True positive ratio increased positively with frequency cutoff (Figure 1c green line). When frequency cutoff at 0.95, the true positive ratio reached 80% at resampling m=4. A higher frequency cutoff directly correlated to a higher true positive ratio and inversely related to the error ratio. These results fit the theory above very well. In contrast, more than 90% of true positive callings were false positives at cutoff=0.1, indicating most selections as false without resampling step. Therefore, the high frequency cutoff (e.g. 0.95) reduces false positive callings and makes selection stable, and resampling is necessary.
3.2. Resampling m subgroups
Resampling is the key technique to improve the true positive ratio in FINET, which allows resampling m subgroups. We plotted the true positive ratio for each m (m=2,4,8) and evaluated the effect of m on the true positive ratio. When m=2, the maximum of true positive ratio only reached 45% at n=200 iterations, while FINET could reach 80% and 92% for m=4 and 8 respectively (Figure 1B). In addition, when m=8, the true positive ratio reached 91% with n=10 iterations, and only slightly increased to 92% at n=100. True positive ratio became stable at n=200. Therefore, appropriately increasing m potentially reduces the noise and improves the true positive ratio.
4. Implementation, speed and usage
The whole software is implemented with Julia. From julia 0.4 to its latest version, we believe the multiple process as the stable module for parallel computations in Julia, although other approaches have been introduced. Therefore, FINET still uses multiple process modules for parallel computations. Running multiple processes requires big memory for large quantities of data. This issue is solved by using shared arrays across the processes to reduce the memory consumption in FINET.
Julia’s speed is arguably faster than C/C++, and it runs much faster than R, Python and MATLAB, which are both widely used in network inference software. For example, comparing the same Fortran code of elastic-net model, glmnet, running respectively in R and Julia for a random matrix 10000*100, Julia and R took respectively 0.7541 and 1.166 seconds to complete a single cross-validation fit. In addition, the loop over n iterations takes much longer times in R than does Julia. More importantly, it is impractical to run a data sample greater than a 10GB data matrix with R. Simply loading the 10GB data into memory (assuming memory available) takes hours for R. One can only imagine how many weeks or months it would take to select variables from a big matrix by applying algorithms with looping over n iterations in R. FINET, however, makes it possible and can complete it within hours or days in a normal computer cluster.

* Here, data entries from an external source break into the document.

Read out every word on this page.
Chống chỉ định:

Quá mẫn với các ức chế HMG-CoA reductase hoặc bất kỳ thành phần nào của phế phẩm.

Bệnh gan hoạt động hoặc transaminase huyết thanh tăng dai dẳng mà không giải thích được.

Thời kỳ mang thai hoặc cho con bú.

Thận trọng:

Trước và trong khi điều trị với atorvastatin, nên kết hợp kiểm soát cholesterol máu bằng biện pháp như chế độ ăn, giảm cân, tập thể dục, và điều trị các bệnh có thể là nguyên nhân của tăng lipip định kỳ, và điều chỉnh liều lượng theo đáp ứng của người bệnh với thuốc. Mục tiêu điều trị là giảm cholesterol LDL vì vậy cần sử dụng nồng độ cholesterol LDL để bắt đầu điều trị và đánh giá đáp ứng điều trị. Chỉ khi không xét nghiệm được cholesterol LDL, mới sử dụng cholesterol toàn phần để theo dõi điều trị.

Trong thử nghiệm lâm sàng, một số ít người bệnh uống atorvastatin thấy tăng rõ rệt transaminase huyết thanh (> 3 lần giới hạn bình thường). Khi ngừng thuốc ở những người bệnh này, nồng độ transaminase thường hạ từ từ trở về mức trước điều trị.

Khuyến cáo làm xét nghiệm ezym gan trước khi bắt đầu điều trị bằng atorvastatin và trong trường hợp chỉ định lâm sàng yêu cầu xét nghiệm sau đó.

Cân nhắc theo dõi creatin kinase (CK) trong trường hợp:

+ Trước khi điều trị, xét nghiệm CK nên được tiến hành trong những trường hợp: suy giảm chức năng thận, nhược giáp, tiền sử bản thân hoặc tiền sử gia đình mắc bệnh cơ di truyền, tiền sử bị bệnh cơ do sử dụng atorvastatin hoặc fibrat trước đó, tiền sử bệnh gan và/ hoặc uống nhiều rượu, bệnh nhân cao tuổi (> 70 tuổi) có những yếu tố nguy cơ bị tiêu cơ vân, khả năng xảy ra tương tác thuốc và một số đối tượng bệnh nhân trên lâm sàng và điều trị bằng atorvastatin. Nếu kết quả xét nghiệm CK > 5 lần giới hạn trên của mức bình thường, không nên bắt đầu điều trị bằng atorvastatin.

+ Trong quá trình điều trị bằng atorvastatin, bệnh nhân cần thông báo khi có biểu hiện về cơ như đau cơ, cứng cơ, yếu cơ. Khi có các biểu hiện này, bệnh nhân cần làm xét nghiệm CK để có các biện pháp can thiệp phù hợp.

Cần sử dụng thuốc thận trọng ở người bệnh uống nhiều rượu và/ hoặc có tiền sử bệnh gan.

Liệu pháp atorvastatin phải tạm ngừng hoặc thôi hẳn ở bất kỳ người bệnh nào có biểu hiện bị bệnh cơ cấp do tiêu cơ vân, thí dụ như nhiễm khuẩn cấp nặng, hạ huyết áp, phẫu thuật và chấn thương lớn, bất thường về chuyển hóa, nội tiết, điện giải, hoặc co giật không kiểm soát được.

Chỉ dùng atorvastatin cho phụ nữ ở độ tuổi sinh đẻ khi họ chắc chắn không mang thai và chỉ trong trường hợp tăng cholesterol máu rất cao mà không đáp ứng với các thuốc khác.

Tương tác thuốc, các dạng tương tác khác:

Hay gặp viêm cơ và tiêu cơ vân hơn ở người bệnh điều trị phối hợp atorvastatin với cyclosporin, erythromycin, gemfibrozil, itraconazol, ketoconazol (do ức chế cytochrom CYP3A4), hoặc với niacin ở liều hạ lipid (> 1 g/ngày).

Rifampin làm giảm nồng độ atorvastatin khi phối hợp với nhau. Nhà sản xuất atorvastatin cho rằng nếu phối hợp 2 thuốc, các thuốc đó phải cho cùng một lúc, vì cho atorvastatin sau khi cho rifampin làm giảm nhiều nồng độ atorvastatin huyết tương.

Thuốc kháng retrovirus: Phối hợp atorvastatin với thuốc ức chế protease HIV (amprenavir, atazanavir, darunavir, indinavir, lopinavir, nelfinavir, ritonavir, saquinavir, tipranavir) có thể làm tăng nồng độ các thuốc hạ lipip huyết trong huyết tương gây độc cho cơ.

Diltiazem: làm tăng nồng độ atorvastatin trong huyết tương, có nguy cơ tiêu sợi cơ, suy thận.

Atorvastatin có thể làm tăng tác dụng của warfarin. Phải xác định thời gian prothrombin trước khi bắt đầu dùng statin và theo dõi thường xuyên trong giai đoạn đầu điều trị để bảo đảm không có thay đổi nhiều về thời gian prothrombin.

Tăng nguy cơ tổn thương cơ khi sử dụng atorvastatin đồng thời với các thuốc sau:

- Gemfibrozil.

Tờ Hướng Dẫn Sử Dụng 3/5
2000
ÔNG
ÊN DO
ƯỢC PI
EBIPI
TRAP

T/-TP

Using FINET is fast, accurate, easy, and accessible. FINET completes all processes with one simple command line, with input data and output file names as required, and other arguments as optional and default (see the github web for details). Anyone with or without a computer science background can easily complete the command line.
Although developed under Linux environment, FINET should perform well in any operating system with Julia installation, including microsoftware window and apple machintosh.